Smith Soc Featured Member
Questions and Answers with Adam Smith Society Members
Mike Flum | Columbia Business School Chapter
Mike Flum graduated from Rice University in 2009 with degrees in Mechanical Engineering and Religious Studies. Before matriculating to Columbia to pursue his MBA, Mike spent 8 years in Midstream Oil & Gas serving as an engineer, capital project manager, and Operational VP. Mike is currently in his first year at Columbia GSB and serves as AVP of Events for the chapter.
What’s the most interesting thing about you that we wouldn’t learn from your resume alone?
I started playing Ultimate Frisbee as a sophomore in high school and continued playing for the next 12 years. I played semi-professionally after college and eventually had to hang up my cleats due to injuries.
How do you curate your intellectual diet? What blogs, publications, etc. do you ready daily?
As far as daily periodicals and blogs, I read the WSJ and generally check out Motley Fool, ZeroHedge, and Curious Cat Science and Engineering Blog for interesting bylines. When I can get my hands on it, Grant's Interest Rate Observer is also tremendously insightful.
Imagine you are given a million dollars to launch your best entrepreneurial idea. What is it?
I'd focus on developing a line of consumer food products based on cricket flour. Such a vehicle would allow me to express my interest in cooking and food development while also helping to address a major food source sustainability problem. We need to supplement traditional animal proteins and cricket flour based products can deliver 10x the protein relative to other plant based products featuring soy or quinoa. Additionally, because of its consistency and mild taste, cricket flour can be used to make familiar products which should help to mollify initial resistance to eating insect protein for average customers. From a CSR perspective, cricket flour based products can deliver a low-cost, high-protein, sustainable solution and part of the business plan would need to incorporate product donation to feed the hungry both domestically and abroad. I think the opportunities to team up with food aid NGOs also presents great options for expansion.

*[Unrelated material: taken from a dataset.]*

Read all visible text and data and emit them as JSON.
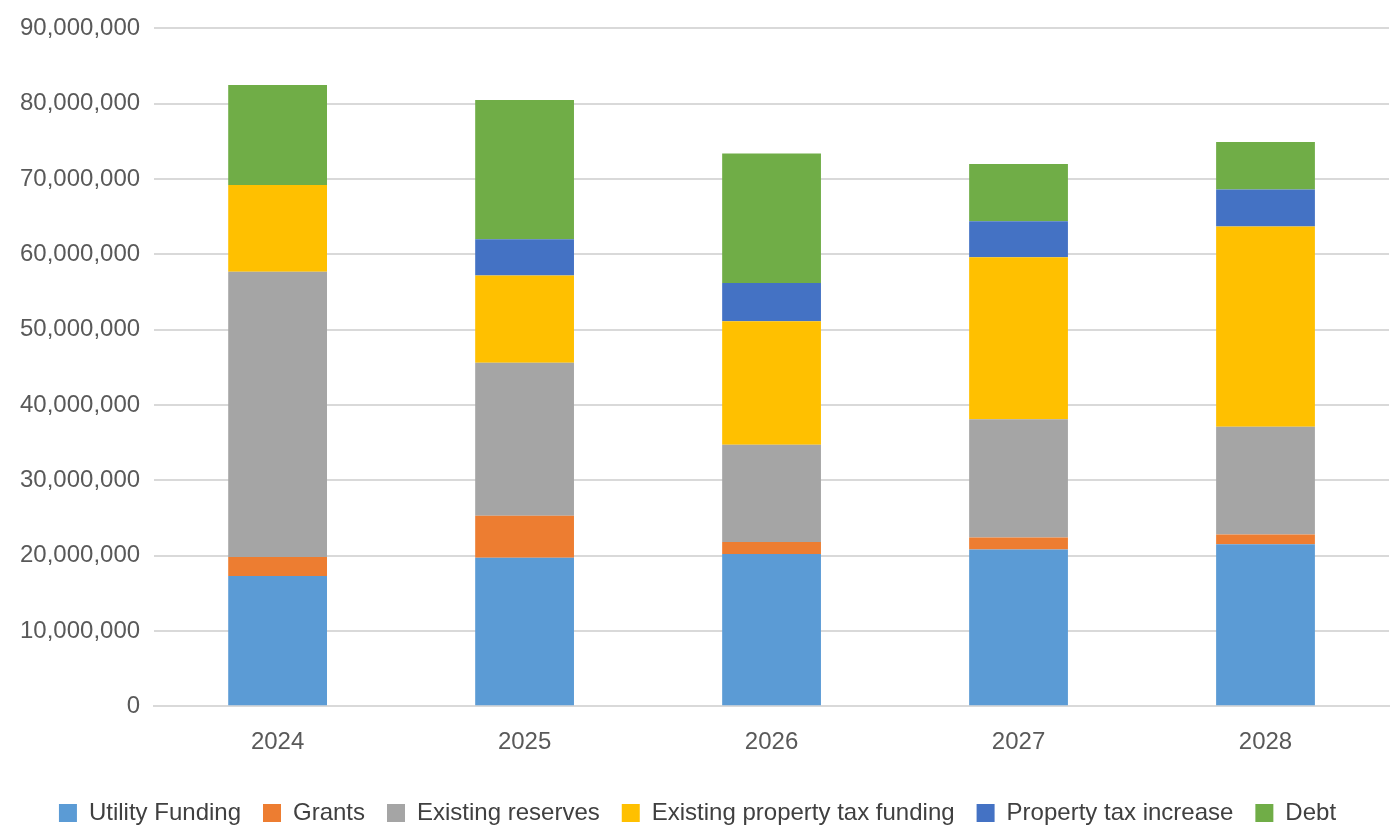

Name something you’ve gained from your membership in the Adam Smith Society that you feel like you could not have gotten elsewhere in your MBA program.
As part of our event curriculum for this past fall, we conducted a debate between Mr. Brian Riedl and Professor Randall Wray on the "Sustainability of Government Programs: What Are the Consequences and Solutions?" The debate focused predominantly on entitlement programs given their relative size in the federal spending pie. Entitlement reform is a hot-button topic for me because I don't feel that Millennials appreciate the staggering debt load that will be left to bear if we don't curb the growth of healthcare costs. I encourage anyone interested to take a look at Generational Theft: How Entitlement Spending is Stealing Opportunity from America's Youth on YouTube.
If you had to choose a theme song for the Adam Smith Society, what would it be?
Come Together by the Beatles since the invisible hand of the market can only happen when we "Come Together" and participate.
Who is your favorite founding father (or president) and why?
While Hamilton is a close second, George Washington is still my favorite founding father because of his strategic command, conflicted feelings about serving as the first president, and commitment to staying the course with the fledgling republic despite many situations where a monarchistic response would have been much easier. I also respect the fact that he viewed political office not as a career, but as a temporary position held for the benefit of the public with the expectation of returning to private life. Setting the two-term conventional limit for presidents has had lasting effects on the United States.
NASA sends you to colonize a new planet, but you can only take 3 books: one on political & economic philosophy to help start the govt., one business book to guide entrepreneurs, & a work of fiction to keep everyone entertained. What do you take and why?
I'd take the "Road to Serfdom" by F.A. Hayek since I believe it's only the greatest examples of the ills of fascism and it's socioeconomic consequences. "How to Win Friends and Influence People" since Dale Carnegie's seminal text is useful for all leaders regardless of industry and its lessons help develop EQ. Finally for fiction, I'd pick "Shogun" by James Clavell since I've always been fascinated by feudal Japanese society and Bushido code plus it's length will at least help extend the enjoyment!
If Adam Smith and Friedrich Hayek came to your house for dinner, what would you prepare for them to eat?
Sous vide ribeye steaks to 133 degF finished/seared by blowtorch, roasted Brussels Sprouts with balsamic glaze, and white cheddar-Poblano mac-n-cheese (with a bit of sodium citrate added to the bechamel sauce before adding the cheese to avoid emulsification problems).
You have been given the power to completely repeal one government regulation of your choice (federal, state, or local). Which one would it be and why?
I'd federally legalize marijuana because it has proven medical benefits (definitely not a Class 1 drug) and the societal costs associated with enforcement of marijuana laws are tremendous from the redirection of police, judicial, and rehabilitation resources toward non-violent offenses. The redirection of resources toward more violent offenses will yield a safer society and the reestablishment of domestic hemp production could be a boon for multiple sectors including agriculture, materials, beauty, and health/nutrition.